Interpretable machine learning of amino acid patterns in proteins: a statistical ensemble approach
This work provides incremental insights into protein structure analysis for bioinformatics researchers, focusing on interpretability in unsupervised learning.
The authors tackled the problem of interpreting amino acid patterns in protein secondary structures using an ensemble of machine learning models, revealing specific amino acid contributions to amphiphilic patterns and identifying unexpected properties such as the negligible role of His and Thr in α-helices and the strong marking tendency of certain amino acids.

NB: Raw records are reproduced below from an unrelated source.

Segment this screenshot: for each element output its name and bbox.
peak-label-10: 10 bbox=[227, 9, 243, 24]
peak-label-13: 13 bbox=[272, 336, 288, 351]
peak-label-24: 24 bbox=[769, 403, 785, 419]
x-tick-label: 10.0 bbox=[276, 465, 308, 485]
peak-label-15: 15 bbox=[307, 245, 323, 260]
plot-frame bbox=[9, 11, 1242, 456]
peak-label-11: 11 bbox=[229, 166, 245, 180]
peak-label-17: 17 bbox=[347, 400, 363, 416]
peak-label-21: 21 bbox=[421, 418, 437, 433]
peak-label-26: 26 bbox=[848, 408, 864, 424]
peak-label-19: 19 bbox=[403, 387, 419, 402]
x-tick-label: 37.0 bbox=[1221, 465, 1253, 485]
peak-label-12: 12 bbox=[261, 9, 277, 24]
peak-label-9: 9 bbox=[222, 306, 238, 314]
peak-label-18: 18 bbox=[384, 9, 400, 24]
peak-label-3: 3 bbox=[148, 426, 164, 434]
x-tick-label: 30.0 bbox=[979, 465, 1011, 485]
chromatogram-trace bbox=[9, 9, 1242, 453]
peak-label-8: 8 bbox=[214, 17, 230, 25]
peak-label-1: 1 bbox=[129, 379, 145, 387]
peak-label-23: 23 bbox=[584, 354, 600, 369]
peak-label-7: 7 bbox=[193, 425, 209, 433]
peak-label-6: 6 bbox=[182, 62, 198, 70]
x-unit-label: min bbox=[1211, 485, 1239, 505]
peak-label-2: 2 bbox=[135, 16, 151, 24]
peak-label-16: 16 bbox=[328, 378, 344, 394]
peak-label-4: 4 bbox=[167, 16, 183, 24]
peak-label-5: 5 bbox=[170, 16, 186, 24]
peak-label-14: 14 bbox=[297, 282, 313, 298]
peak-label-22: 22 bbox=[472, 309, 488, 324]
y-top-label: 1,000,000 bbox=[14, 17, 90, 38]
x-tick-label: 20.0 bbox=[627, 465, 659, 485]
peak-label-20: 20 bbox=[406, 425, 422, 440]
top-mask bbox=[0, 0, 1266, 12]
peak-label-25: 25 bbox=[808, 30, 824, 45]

Explainable and interpretable unsupervised machine learning helps understand the underlying structure of data. We introduce an ensemble analysis of machine learning models to consolidate their interpretation. Its application shows that restricted Boltzmann machines compress consistently into a few bits the information stored in a sequence of five amino acids at the start or end of $α$-helices or $β$-sheets. The weights learned by the machines reveal unexpected properties of the amino acids and the secondary structure of proteins: (i) His and Thr have a negligible contribution to the amphiphilic pattern of $α$-helices; (ii) there is a class of $α$-helices particularly rich in Ala at their end; (iii) Pro occupies most often slots otherwise occupied by polar or charged amino acids, and its presence at the start of helices is relevant; (iv) Glu and especially Asp on one side, and Val, Leu, Iso, and Phe on the other, display the strongest tendency to mark amphiphilic patterns, i.e., extreme values of an "effective hydrophobicity", though they are not the most powerful (non) hydrophobic amino acids.